まずは、丸太のように太さが一定の脚をメリハリのきいた美脚にするための下準備を行います。ワイヤーメッシュ表示にし、膝周りの頂点と、その上下の辺を形成する頂点までを複数選択し、S→Zキーで頂点を近づけておきます。

脚全体の太さは、S→Sift+ZキーでZキー(高さ)を固定したまま拡大縮小することで変えられます。この機能は非常に便利で、キャラクターをある程度作り上げた後でも体型を簡単に変えられます。ですので、まだ頭部や胴体とつながっていないので、脚の太さの加減がわからなくても大丈夫です。適当な太さになったら、さっそく太ももから作っていきます。

太ももの骨と筋肉

太ももは、大腿骨(だいたいこつ)という太い骨と、大腿四頭筋(だいたいしとうきん)やハムストリングスといった複数の筋肉が骨を覆うようについています。この中でも意識したいのが、内側広筋と外側広筋、大腿直筋の3つです。(画像は右足の構造ですが、モデリングは左足で行います)

出典:https://www.ac-illust.com/

まずは、膝周りから1本上の頂点をAlt+左クリックでループ選択し、横からの視点で見た時に前面が下、背面が上になるようにRキーで角度をつけます。角度をつけることによって太さが変わってしまいますが、後から調整していきます。ここに角度をつけることで、膝周りの凹凸をつけるときにトポロジーがなめらかになります。
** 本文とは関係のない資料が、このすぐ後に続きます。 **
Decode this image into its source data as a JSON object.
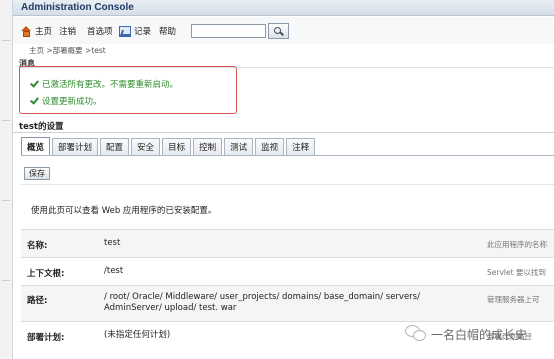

続いて、テンキー1で正面からの視点にうつし、太ももの付け根から膝までの太さを調整します。奥行は後から調整するので、1本ずつ辺をループ選択し、S→Xキーで幅のみを広げていきます。脚の付け根が一番太く、そこから膝に向かって少しずつ狭くなります。膝はこのままで細くしません。これで外側広筋(足の外側)の筋肉の表現ができました。

太ももの幅ができたら、内側広筋を表現していきます。膝から上の脚の内側にあたる頂点を複数選択し、G→Xキーで少し内側に寄せます。こうすることによって膝上に膨らみができ、内側広筋のふくらみが表現できました。太ももの正面からの調整は以上です。

膝の骨と筋肉

Bitly

次は膝まわりです。膝は関節で可動部になるので、大きな筋肉は存在しません。しかし、膝蓋骨(膝のお皿)と、そこを覆うように中間広筋から伸びているじん帯があり、そこが見た目に大きく影響しています。膝周りは、ウェイト塗りが簡単になり、かつ膝のお皿を表現できるように作っていきます。

ここで、3Dビュー上部のトランスフォームピボットポイントを、アクティブ要素に変更します。これで、アクティブ頂点(白い頂点)を中心に回転や拡大縮小といった操作ができるようになりました。

膝の真ん中の辺と1本上の辺を形成する頂点を複数選択し、膝の真ん中の頂点をSift+左クリックを2回押してアクティブにします。そして、横からの視点でRキーを押し、膝の頂点を後ろ側が上になるように回転させます。膝の上の頂点が前にせり出したことで膝の真ん中がへこんだように見えますが、まだこのままで大丈夫です。

続いて、膝の下側の辺の頂点を、前面中央の頂点だけ除外し、複数選択します。そして先ほどと同じように膝の中心の頂点をアクティブにし、Rキーで今度は後ろが下がるように角度をつけます。関節のつなぎ目に背面の頂点が来ないようにすることで、後ほどボーンを入れた時に簡単で綺麗な挙動ができるウェイト塗りが可能になります。

膝の上下の辺の角度をつけたら、へこんでしまっているように見える膝の中心の頂点をG→Yキーで前に出します。ここまでの作業が終わったら、トランスフォームピボットポイントをアクティブ要素から中点に戻しておきましょう。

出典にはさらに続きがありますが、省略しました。